Guilty or innocent, prisoners pay phone bills described by the American Bar Association as “exorbitant”. Grossly inflated phones rates of up to 636 per cent more than the average consumer voice rates are common; a cost usually born by the low-income relatives and single mother spouses of inmates.
The Kansas Department of Corrections (KDOC) in a recent statement announced that Embarq Payphone Services Inc. would be its new provider of inmate telephone services in an effort to address the problem with what it calls “significantly reduced rates.”
A local call from a Kansas prison currently costs a US$2.84 “surcharge” plus a mind-boggling $0.66 per minute for a local collect call. The proposed rate reduction for the same call will be a surcharge $1.70 and $0.40 per minute. EMBARQ provides inmate phone services in South Carolina, Michigan and Wisconsin in addition to numerous county facilities around the US.

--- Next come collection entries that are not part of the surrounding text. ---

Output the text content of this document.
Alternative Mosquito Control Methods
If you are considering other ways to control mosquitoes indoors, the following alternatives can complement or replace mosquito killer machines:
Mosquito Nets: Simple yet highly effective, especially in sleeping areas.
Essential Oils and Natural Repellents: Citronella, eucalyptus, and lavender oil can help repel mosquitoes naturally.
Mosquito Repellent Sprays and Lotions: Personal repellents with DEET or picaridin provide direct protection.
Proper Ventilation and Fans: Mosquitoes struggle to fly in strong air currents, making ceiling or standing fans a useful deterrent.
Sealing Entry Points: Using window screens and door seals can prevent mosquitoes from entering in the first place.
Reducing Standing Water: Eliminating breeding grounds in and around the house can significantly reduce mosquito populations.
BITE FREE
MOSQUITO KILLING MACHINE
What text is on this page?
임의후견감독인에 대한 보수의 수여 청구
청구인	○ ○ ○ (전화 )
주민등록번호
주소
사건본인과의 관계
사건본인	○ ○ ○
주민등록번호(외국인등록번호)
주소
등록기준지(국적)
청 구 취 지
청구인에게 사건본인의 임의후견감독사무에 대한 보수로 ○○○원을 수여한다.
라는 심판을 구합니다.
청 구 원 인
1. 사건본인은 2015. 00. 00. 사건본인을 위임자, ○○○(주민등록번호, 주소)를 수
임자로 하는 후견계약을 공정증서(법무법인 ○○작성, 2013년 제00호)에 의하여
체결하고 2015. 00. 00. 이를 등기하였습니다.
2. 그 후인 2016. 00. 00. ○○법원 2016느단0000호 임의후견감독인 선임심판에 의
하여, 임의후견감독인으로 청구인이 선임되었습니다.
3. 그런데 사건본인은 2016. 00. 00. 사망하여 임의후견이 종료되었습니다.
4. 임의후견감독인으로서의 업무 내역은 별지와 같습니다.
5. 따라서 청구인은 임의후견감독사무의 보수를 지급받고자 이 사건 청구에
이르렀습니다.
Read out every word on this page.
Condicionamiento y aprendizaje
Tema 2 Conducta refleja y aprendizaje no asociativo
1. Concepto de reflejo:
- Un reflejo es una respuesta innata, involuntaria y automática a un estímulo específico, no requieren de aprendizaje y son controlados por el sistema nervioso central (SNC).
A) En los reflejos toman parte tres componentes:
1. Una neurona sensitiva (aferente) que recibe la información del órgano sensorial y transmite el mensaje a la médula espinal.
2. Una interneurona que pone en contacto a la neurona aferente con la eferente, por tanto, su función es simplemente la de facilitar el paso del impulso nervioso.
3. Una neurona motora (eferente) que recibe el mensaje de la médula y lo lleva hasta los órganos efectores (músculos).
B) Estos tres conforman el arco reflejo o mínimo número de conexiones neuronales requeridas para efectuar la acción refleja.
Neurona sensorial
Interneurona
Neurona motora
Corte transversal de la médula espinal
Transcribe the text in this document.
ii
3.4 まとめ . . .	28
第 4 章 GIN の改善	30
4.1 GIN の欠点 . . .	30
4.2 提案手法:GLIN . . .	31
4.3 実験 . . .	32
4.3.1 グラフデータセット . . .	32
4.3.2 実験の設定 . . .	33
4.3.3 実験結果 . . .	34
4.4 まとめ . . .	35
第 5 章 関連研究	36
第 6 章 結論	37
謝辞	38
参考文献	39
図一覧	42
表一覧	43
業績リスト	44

Paul Cooper, Director & General Manager of EMBARQ said that he and his company are “are very excited to serve KDOC.” (Hmm, I can’t imagine why.)
Almost as bad off are the inmates in the New York state prison system administered by US carrier Verizon/MCI who over the past ten years have raked in hundreds of millions. A study of the New York Department of Corrections (NY DOC) case revealed that customers who received collect calls from prisoners were charged an average per call initiation fee of $3.00 plus $.19 cents per minute.
By contrast, a long distance call using Verizon’s International Choice Plan from Los Angeles to London costs $.08 cents per minute.
The average prison phone call is also lengthy, at 19 minutes per call, due to steep call initiation fees adding up to about $6.61 per call. There are 66,000 prisoners in the New York State correction system at any given time using 3,335 collect call-only telephones making about 500,000 calls totaling than 9.5 million minutes and revenues in the millions of dollars a month for Verizon.
A paper by the legal advocacy group the Center for Constitutional Rights (CCR) does not mince words calling inmate phone rates “corporate exploitation” and now “illegal” having successfully sued to State of New York and MCI/Verizon to end exploitative practices that have unduly slapped prison family members with surcharges and inflated per-minute rates. The suit also addressed MCI/Verizon kickbacks to New York State to the tune of $200 million over the last ten years.
Evidence presented at trial revealed that prisoners’ families phone bills were commonly larded with “various extra surcharges” and excessive per minute charges often totaling in “the hundreds or even thousands of dollars a month,” according to court documents. This hardship was further compounded by arbitrary service interruption justified by carriers who “reserved the right to cut off service without notice if they see extra activity on an account and decide those accepting the charges may not be able to
pay.”
Carriers usually cite that security as the reason for increased inmate phone rates. Restrictions placed on inmate lines includes blocked numbers, outgoing calls or collect only calls as well as various conversation control and monitoring techniques. Calls are instantly terminated when, for example a second extension is off-hook or a call waiting notification tone is detected.
The CCR argues that the security explanation for astronomically high inmate phone rates is simply not a defensible argument.